Weekly Summary: Rigs engaged in exploration and production of oil and natural gas in the United States totaled 1048 in the week ended Sep 7, matching the previous week’s tally. Notably, the rig count increased in five of the last 10 weeks’ calculation.
Despite the rig count slipping to an all-time low of 404 in May 2016, it has been rising rapidly in U.S. shale resources. The current national rig count is considerably higher than the prior-year level of 944.
For the week under review, the rig count for onshore operations decreased but the figure from the offshore and inland activities rose.
The number of onshore rigs totaled 1026, down from 1028. However, the tally for offshore rigs was 19, up from the prior week’s count of 18. Also, three rigs operated in the inland waters last week, up from two in the week ended Aug 31.
Oil Rig Count: Oil rig count was 860, down from 862 in the week ended Aug 31. However, the current total, though far from the peak of 1,609 attained in October 2014, is significantly higher than last year’s 756.
Natural Gas Rig Count: The natural gas rig count of 186 crossed the count of 184 for the week ended Aug 31.
Per the recent report, the number of natural gas-directed rigs is 88.4%, below the all-time high of 1,606 in 2008. Moreover, unlike oil, the count of rigs exploring gas lies below the year-ago tally of 187.
Rig Count by Type: The number of vertical drilling rigs totaled 65 units, down from the previous week’s tally of 66. However, the horizontal/directional rig count (encompassing new drilling technology with the ability to drill and extract gas from dense rock formations also known as shale formations) increased by one unit to 983.
Gulf of Mexico (GoM): The GoM rig count is 17 units, of which, 15 were oil-directed. The count is higher than the tally of 16 for the week ended Aug 31.

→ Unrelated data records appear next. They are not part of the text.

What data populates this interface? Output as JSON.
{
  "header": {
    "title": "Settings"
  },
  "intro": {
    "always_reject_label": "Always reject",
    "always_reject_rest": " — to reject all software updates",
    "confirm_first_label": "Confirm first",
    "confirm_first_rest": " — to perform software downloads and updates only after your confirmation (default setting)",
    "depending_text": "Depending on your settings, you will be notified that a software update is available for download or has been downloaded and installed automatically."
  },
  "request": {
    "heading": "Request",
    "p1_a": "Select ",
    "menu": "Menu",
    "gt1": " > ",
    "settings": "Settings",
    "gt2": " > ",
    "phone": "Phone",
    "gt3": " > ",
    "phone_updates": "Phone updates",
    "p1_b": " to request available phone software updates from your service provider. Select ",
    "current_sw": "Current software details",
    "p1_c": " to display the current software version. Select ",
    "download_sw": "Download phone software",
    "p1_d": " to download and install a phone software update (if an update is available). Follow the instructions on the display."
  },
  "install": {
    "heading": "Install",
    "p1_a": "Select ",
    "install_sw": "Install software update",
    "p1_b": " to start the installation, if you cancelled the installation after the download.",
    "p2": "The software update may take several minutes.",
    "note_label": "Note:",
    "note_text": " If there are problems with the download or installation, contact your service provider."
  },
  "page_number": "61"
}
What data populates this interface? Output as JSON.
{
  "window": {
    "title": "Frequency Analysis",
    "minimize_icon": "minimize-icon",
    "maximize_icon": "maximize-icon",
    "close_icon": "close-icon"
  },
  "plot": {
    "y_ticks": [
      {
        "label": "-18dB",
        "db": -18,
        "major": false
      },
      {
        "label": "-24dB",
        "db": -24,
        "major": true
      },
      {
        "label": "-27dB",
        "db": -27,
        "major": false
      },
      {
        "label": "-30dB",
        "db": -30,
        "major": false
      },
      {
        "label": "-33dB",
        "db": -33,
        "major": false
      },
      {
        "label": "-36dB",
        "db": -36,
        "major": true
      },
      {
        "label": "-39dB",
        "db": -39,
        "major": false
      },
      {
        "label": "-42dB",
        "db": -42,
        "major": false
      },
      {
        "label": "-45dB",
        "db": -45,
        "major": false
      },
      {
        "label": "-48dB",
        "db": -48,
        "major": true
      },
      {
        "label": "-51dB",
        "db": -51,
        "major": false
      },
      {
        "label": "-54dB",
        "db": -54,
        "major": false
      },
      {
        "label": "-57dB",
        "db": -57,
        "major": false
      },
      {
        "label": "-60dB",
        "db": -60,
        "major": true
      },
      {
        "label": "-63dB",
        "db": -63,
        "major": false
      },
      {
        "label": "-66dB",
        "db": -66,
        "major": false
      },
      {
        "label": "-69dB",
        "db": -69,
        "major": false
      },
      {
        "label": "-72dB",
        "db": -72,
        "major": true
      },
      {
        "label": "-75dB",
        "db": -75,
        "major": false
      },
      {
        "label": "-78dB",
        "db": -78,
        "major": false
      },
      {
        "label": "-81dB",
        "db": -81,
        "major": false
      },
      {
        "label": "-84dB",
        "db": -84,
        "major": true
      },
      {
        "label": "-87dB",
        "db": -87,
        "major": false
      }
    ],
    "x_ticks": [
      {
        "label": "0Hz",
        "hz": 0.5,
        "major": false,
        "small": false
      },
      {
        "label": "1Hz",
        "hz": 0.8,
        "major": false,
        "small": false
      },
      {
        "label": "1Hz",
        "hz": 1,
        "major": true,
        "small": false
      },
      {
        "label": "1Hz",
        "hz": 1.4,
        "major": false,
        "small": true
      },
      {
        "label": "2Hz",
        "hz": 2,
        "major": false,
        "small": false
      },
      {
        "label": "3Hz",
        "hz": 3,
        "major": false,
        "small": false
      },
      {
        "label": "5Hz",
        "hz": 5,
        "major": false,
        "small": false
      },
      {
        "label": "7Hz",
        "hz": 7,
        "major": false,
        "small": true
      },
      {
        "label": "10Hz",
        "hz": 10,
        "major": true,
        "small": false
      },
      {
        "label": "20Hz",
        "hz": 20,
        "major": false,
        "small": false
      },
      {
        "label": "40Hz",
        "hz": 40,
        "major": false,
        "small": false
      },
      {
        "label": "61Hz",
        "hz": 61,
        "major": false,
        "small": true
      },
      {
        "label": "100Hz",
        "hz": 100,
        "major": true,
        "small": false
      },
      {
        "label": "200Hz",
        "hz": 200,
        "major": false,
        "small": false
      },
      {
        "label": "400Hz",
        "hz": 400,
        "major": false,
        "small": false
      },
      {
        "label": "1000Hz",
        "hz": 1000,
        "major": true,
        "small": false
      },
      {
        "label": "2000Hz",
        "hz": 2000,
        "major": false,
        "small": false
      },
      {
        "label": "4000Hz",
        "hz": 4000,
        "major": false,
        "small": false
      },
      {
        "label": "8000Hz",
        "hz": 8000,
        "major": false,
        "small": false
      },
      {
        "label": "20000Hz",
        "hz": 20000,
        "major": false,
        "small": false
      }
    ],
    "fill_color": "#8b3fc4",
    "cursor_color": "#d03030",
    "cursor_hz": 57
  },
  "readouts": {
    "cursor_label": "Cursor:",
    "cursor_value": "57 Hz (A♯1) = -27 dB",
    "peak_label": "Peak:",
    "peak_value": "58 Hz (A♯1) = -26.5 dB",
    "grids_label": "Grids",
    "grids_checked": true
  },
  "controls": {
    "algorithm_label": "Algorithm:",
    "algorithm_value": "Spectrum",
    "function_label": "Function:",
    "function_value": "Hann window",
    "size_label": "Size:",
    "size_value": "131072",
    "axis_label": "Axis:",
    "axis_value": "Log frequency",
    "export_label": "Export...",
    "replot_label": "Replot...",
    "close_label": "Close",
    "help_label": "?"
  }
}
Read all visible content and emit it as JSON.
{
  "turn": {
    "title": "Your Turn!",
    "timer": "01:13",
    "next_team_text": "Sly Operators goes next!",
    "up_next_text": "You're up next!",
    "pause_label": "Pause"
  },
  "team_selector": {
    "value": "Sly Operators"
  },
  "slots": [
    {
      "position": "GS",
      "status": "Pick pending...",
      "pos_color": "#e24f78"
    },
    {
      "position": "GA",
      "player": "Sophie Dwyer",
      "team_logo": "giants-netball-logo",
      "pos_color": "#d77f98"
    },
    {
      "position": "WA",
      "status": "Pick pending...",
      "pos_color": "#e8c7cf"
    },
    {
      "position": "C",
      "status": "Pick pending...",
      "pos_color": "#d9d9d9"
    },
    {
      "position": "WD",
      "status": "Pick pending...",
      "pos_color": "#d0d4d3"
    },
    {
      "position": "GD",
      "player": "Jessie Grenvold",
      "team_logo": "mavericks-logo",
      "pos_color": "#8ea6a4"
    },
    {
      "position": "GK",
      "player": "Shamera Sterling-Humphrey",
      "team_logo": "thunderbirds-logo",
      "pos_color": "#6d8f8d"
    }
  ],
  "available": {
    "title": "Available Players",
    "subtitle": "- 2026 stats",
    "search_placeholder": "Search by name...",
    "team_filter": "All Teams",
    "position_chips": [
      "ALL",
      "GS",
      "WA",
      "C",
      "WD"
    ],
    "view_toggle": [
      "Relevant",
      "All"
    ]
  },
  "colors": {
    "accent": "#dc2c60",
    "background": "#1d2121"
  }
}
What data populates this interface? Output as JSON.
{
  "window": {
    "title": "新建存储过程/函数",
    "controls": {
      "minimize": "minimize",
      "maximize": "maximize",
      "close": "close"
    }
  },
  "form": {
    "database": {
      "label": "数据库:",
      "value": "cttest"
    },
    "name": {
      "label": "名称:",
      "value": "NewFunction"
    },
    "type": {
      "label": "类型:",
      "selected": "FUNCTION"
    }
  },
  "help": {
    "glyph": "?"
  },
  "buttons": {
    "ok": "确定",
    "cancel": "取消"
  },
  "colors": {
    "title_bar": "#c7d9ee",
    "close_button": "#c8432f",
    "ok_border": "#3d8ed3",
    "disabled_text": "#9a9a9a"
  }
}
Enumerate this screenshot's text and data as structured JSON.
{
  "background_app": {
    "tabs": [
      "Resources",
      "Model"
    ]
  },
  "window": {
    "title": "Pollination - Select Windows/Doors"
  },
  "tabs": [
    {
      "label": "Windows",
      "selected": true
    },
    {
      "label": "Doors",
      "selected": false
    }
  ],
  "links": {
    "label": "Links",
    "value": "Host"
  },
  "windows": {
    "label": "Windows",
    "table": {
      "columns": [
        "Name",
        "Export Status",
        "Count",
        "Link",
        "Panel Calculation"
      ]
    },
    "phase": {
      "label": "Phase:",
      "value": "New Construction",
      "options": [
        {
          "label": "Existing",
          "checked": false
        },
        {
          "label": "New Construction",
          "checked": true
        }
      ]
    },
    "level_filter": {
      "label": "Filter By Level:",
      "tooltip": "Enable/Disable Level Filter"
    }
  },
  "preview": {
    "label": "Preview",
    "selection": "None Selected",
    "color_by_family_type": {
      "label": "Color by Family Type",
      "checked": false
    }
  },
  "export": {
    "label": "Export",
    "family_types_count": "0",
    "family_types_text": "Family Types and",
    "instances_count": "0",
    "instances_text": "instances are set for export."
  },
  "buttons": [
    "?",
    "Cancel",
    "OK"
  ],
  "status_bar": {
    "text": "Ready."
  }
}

The number of rigs explored in Louisiana and Wyoming grew while the same in New Mexico, Oklahoma and Utah fell. In Louisiana, two onshore rigs and one offshore rig were added. Moreover, Wyoming witnessed the addition of a couple of land rigs. Two onshore rigs were removed, each from New Mexico and Oklahoma. Moreover, from Utah, one onshore rig was removed, keeping the total count of rigs in the United States in line.
The decline in the count of rig exploring oil in the United States partially backed the surge in West Texas Intermediate (WTI) crude. The sanction by the United States on the export of Iranian oil, which is likely to get implemented on Nov 4, is also backing this crude rally.
Overall, the commodity pricing scenario is still favorable for drillers given that oil price is approaching the $70-a-barrel psychological mark, partially offsetting the domestic pipeline bottleneck problem. Hence, we ask investors to consider energy stocks, which will make valuable additions to their portfolios. Two such investor-friendly stocks are Denbury Resources Inc. (DNR - Free Report) and Northern Oil and Gas, Inc. (NOG - Free Report) with a Zacks Rank #2 (Buy). You can see the complete list of today’s Zacks #1 Rank (Strong Buy) stocks here.
Denbury surpassed the Zacks Consensus Estimate in each of the last four quarters, the average positive earnings surprise being 162.9%.
We expect Northern Oil’s earnings to skyrocket 250% year over year in 2018.